By the time Sotto was giving his speech, he warned the City Environment and Natural Resources Office (CENRO) to shape up.

Sotto said his office would investigate whether the inspection officials were not enforcing the law because they were threatened or because they were bribed.

Last week, the mayor announced the suspension of 2 high-ranking CENRO officials.

“Multiple inspectors have reported that they are routinely told to look the other way after they find environmental violations,” Sotto said of the “suspicious trend” connected with the CENRO office.

Noel Medina, of the non-government group Tambuli ng Pasig, said the biggest hurdle for Sotto’s administration was the presence of government employees who continue to work at city hall but at the same time face reports of corruption.

“Of course, there is due process,” he said, but that is also why they are pushing for reforms.

Medina said while Sotto has succeeded in launching his programs, “sa loob ng 100 araw at ikumpara mo sa 27 taon ng dinastiya parang ang hirap maghanap ng malalim na qualitative change.”

(In 100 days, compared to 27 years of the dynasty, it’s difficult to see qualitative change.)

Nevertheless, he said Sotto’s administration was in the right trajectory but would need the help of people’s organizations.

For Sario who can now sleep soundly without the threat of demolition, Sotto has earned their support “100 percent.”

However, she has another wish for the young mayor: “Linisin niya 'yong dating pamamalakad sa local government para masiyahan 'yong mga taong bumoto sa kaniya.”

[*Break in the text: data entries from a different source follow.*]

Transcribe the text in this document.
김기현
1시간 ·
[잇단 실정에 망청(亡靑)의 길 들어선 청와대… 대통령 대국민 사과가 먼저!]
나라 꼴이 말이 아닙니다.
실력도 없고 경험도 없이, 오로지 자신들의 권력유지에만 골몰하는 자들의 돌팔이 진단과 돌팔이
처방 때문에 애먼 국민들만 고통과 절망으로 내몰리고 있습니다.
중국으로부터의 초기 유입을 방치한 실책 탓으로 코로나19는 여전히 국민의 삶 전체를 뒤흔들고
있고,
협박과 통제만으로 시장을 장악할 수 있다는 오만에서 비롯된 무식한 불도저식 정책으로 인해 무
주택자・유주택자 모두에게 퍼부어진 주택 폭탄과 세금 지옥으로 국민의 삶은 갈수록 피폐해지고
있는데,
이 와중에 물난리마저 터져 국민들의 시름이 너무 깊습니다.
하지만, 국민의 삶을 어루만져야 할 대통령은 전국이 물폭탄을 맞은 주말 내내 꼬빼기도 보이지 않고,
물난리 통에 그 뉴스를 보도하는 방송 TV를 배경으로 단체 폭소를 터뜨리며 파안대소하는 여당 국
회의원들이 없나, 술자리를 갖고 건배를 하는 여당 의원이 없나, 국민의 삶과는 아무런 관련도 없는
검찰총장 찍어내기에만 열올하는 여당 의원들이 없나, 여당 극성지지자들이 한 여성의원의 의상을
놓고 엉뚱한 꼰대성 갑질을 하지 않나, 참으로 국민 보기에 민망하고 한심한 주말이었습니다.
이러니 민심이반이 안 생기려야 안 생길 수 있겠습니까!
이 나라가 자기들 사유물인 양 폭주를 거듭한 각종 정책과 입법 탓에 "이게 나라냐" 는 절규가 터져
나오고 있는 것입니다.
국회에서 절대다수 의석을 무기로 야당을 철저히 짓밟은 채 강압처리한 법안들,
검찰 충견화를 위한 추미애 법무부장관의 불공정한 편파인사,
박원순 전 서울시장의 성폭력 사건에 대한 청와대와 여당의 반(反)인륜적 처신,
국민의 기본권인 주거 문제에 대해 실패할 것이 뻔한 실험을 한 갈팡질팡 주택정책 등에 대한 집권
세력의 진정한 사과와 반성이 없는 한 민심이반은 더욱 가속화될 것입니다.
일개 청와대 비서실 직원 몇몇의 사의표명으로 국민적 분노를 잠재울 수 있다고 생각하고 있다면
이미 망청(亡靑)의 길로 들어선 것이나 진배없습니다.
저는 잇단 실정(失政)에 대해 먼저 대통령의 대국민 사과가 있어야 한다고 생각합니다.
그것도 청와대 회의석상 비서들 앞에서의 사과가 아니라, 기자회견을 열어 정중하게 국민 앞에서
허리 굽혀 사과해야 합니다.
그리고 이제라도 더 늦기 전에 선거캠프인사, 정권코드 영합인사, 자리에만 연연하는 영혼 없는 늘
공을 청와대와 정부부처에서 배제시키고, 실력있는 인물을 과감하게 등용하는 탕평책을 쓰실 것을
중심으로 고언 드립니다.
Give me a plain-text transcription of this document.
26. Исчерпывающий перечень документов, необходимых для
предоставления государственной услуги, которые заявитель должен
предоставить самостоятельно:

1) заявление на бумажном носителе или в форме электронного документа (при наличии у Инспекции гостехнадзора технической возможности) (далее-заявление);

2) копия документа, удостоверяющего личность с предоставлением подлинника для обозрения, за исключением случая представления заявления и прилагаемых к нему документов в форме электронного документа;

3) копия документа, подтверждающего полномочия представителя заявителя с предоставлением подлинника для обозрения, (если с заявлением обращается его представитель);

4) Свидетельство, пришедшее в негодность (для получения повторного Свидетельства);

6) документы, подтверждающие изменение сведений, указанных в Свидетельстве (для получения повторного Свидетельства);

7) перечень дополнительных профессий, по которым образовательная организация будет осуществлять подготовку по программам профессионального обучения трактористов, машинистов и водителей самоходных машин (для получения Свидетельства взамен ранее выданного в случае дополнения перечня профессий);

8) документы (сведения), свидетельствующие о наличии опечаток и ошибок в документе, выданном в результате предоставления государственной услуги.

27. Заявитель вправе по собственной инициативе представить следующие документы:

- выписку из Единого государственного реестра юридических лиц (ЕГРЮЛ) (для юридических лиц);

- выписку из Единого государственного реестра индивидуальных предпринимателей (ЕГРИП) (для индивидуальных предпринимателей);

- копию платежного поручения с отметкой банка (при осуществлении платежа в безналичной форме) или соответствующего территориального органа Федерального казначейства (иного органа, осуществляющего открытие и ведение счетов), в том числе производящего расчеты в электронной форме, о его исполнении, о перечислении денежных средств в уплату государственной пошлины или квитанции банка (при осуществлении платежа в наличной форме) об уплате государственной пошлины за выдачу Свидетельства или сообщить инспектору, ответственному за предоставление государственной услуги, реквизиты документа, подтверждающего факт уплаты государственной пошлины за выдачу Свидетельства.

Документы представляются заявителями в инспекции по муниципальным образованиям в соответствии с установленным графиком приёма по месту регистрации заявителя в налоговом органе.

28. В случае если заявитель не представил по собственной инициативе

(He needs to fix how the local government is run so those who voted for him will be happy.)

Sario and groups such as Tambuli ng Pasig consider Sotto “hulog ng langit” (a blessing from the heavens), but he still has 27 years worth of traditional politics to undo, including the tangled mess of undocumented assets and orders left by the previous administration.

Medina said that while Sotto is a good leader, people’s organizations will need to offer critical support to ensure that the interest of the public won’t be compromised.